Intel Corporation (NASDAQ:INTC) unveiled its latest processor, the Silvermont architecture Atom yesterday. A new report on the processor, from RBC capital markets, suggests that although the chip is good, the market is likely to remain skeptical of Intel’s chances to break into the low power processor market until it shows some real results.
Intel Corporation (NASDAQ:INTC) has been trying to get its processors into the mainstream mobile market ever since Apple Inc. (NASDAQ:AAPL) declined the company’s offerings when manufacturing the original iPhone. The firm, which has for years specialized in beating its competitors on power alone, has been unable to provide chips with the right balance of power consumption and processing clout.
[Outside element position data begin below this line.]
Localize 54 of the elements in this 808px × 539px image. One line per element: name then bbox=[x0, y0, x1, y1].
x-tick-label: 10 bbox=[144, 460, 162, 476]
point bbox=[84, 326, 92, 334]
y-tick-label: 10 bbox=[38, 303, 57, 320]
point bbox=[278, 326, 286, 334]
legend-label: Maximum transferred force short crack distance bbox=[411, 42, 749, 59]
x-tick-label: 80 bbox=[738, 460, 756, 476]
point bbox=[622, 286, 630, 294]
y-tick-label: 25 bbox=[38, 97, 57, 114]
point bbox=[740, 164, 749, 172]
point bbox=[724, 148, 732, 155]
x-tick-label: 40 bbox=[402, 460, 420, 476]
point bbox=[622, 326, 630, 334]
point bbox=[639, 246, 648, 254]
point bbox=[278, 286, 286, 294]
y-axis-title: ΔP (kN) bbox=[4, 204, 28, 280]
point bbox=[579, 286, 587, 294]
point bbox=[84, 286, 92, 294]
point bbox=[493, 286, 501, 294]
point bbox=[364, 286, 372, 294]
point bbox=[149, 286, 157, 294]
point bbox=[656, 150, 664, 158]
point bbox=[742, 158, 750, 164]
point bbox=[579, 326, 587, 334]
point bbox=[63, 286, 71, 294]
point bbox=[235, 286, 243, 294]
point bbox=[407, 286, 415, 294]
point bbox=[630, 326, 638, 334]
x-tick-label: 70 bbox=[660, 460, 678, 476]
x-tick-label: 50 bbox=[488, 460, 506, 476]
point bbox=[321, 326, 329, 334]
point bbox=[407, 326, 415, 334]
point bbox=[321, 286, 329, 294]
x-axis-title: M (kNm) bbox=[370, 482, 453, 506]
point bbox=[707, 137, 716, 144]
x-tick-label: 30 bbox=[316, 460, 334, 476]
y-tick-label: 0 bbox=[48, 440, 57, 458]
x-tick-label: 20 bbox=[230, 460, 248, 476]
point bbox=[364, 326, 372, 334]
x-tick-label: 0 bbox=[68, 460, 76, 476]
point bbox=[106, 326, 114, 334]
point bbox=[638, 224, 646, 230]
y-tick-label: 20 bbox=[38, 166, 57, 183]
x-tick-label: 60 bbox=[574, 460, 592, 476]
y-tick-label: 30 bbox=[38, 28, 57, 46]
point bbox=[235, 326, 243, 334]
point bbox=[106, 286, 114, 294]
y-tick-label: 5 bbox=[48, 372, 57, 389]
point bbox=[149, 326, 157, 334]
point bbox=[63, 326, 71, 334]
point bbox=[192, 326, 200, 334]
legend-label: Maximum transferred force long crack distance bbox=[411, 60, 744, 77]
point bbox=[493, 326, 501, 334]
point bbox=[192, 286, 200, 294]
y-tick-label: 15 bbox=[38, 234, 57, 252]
The new Atom has been designed to finally beat the problems the company has had in this area. The processor utilizes the company’s 22nm architecture, and will come in four flavors: Bay Trail: A quad-core chipset for tablets that will be come out in time for Q4; Avoton: A chip for microservers, to be available some time in 2013; Rangeley: A chip for routers and other small devices; and Merrifield which is the firm’s low power smart phone offering, due in 2014.
Intel Corporation (NASDAQ:INTC) also made it clear in yesterday’s press conference that it plans to refresh its line up of Atom chips every year. The RBC Capital report identifies the problem for investors with Intel Corporation (NASDAQ:INTC) is its mobile offerings—every year is supposed to be the year the company sees success in the market, but it hasn’t happened yet.
That means investors are likely to wait and see how manufacturers approach the Silvermont architecture before they buy into the company’s mobile philosophy. Intel Corporation (NASDAQ:INTC) has not managed to get into the market yet, and though these chips are certainly better than ever, the same was true last year.
That means that the market is going to take a wait and see approach. The RBC Capital market analysts concur. Intel gets a price target of $29 from the company, but it’s based on the firm’s reliable business rather than new mobile offerings.
On today’s market Intel Corporation (NASDAQ:INTC) shares were performing well. The company’s stock was up 1 percent at time of writing and sat at a price of $24.15 per share. So far in 2013, Intel shares have increased by just over 17 percent as investors get behind the company’s attempts to break into the mobile market and continue dominance in PC chips.